Dvořáková allegedly also received a marriage proposal from the music critic and theorist Zdeněk Nejedlý, but according to a widespread story, she rejected him and Antonín Dvořák threw him out of his house. Suk's compositional and concert era was gaining momentum at that time. The couple lived together in Prague and also in Suk's native Křečovice. In 1901, their son Josef was born, who became a professional engineer and talented amateur violinist and pianist and who, in turn, fathered a third generation Josef who was to become a celebrated violinist.

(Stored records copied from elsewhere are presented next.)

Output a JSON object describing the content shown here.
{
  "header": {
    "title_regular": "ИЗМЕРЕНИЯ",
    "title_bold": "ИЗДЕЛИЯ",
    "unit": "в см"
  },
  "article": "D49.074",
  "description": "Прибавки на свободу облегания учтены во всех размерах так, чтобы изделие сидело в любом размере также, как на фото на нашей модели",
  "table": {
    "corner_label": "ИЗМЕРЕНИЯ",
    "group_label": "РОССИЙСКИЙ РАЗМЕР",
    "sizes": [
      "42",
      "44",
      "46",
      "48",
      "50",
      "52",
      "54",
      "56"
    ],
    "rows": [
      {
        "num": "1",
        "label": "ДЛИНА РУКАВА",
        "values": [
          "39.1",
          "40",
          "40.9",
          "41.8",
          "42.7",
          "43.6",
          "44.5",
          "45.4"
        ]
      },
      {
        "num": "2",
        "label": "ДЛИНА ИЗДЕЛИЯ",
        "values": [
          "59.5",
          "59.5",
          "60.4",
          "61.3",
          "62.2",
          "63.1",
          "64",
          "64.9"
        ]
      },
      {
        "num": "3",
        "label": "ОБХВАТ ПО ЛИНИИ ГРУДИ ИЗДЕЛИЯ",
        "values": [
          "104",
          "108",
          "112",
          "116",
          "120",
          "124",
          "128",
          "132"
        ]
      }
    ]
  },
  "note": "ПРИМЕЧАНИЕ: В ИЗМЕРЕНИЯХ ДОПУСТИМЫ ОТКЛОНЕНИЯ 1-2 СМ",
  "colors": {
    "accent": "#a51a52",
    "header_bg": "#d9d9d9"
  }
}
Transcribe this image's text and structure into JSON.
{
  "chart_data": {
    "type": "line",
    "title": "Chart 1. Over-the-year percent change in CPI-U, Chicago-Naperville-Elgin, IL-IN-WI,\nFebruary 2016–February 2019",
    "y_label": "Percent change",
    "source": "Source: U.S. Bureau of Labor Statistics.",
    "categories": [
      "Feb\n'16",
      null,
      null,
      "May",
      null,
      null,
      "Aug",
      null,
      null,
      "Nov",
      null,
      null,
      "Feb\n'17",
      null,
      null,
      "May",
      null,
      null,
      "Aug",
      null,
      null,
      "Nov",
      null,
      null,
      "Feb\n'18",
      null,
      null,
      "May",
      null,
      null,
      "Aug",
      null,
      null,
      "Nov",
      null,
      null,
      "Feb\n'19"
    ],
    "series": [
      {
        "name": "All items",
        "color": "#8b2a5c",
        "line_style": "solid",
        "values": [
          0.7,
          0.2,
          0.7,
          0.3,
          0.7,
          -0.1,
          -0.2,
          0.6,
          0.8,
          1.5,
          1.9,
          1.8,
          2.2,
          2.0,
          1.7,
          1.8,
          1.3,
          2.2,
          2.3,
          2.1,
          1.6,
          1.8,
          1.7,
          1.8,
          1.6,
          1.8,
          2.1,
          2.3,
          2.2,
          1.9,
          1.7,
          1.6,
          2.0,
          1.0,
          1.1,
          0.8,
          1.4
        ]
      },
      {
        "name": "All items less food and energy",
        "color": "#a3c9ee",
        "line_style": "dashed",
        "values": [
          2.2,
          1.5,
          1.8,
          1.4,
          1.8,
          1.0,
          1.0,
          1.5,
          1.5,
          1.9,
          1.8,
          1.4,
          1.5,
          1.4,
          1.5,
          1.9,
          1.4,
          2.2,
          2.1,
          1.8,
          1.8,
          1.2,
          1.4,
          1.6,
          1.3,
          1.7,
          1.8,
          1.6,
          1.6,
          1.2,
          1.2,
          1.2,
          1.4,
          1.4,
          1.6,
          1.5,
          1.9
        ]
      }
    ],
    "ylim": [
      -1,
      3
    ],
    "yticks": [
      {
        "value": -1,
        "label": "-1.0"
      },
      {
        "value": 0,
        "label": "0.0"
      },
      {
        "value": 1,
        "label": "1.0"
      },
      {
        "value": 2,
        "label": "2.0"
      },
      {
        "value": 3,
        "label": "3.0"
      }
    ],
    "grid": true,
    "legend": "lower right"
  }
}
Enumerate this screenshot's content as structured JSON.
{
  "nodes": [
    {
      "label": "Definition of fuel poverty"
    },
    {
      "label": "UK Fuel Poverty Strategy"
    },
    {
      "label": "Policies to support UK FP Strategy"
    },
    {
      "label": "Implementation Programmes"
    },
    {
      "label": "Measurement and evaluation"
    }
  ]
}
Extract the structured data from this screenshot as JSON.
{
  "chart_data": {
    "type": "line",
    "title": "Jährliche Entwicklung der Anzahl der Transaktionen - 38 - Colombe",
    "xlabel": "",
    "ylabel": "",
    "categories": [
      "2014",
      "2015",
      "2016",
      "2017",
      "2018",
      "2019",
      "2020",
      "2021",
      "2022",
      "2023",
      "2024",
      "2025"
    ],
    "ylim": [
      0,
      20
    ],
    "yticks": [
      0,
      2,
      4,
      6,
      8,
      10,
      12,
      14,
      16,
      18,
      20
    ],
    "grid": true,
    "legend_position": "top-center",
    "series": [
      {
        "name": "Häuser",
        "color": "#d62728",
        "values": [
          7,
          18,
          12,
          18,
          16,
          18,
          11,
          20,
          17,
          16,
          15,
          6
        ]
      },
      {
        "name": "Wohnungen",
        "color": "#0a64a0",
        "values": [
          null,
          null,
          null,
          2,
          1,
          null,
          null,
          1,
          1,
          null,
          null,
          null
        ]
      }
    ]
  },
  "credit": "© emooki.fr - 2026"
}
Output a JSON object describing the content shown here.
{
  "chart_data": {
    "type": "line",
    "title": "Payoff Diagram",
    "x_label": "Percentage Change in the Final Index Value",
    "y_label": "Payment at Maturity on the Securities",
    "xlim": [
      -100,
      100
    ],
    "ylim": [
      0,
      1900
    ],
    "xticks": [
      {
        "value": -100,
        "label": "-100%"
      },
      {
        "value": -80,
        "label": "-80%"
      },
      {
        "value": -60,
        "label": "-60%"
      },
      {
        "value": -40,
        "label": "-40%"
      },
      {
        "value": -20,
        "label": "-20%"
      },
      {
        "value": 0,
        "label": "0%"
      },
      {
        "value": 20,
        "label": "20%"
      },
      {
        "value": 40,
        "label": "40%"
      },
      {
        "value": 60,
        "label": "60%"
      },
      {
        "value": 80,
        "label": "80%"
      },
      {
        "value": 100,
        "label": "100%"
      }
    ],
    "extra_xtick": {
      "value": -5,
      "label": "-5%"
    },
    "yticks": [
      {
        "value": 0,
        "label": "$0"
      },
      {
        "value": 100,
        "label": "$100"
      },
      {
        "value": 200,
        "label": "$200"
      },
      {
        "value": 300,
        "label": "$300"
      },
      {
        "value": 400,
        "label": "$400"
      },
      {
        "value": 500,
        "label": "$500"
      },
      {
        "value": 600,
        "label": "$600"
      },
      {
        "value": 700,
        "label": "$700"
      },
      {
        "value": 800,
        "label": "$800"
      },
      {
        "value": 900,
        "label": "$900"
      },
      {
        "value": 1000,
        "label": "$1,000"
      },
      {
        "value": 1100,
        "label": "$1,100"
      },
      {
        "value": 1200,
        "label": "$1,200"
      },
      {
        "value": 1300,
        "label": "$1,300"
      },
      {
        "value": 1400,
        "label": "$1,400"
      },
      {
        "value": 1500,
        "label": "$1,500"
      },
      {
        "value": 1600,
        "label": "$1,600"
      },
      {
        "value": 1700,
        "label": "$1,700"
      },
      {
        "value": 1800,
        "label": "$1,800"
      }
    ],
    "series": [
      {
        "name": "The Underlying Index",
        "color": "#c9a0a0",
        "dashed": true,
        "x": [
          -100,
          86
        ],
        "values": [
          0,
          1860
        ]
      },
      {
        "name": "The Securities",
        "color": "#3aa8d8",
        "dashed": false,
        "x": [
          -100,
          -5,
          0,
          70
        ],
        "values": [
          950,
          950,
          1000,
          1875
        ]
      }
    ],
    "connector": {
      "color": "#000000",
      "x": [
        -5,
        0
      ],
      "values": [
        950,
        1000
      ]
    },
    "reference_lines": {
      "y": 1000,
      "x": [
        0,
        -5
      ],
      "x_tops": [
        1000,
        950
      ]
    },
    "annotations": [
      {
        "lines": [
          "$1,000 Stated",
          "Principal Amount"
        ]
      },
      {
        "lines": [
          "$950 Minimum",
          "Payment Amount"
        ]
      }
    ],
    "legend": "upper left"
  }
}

During his career, Josef Suk had to face attacks against his own and Dvořák's work (the infamous Battle for Dvořák), led by a group of critics led by Zdeněk Nejedlý, who rejected the alleged "conservative Dvořák line" in the name of the "progressive Smetana line". These attacks resulted in humiliating accusations and brought Suk to the brink of a nervous breakdown on several occasions. One of the causes of the hostility between Suk and Nejedlý is often cited as Otilie's long-standing rejection of Nejedlý.

===Death===
Otilie Dvořáková died on 5 July 1905 in Křečovice (Note: The afternoon edition of Národní listy from 6 July 1905 states that she died "yesterday at 10 o'clock in the evening", i.e. 5 July.) at the age of just 27 as a result of a congenital heart defect. The year before, the family was shocked by the news of the death of her father Antonín. She was buried in the Dvořák family tomb at the Vyšehrad Cemetery.

==After death==
The sensitive Suk was deeply affected by both these family tragedies, and his work can be divided into two periods, separated by the deaths of his father-in-law and his wife. He dedicated his 1906 mourning symphony Asrael to her.

After Zdeněk Nejedlý served as the Czechoslovak Minister of Education from 1945 to 1946 and from 1948 to 1953, he continued to promote the musical legacy of Bedřich Smetana, very often at the expense of Dvořák and Suk, at the level of state-controlled cultural life.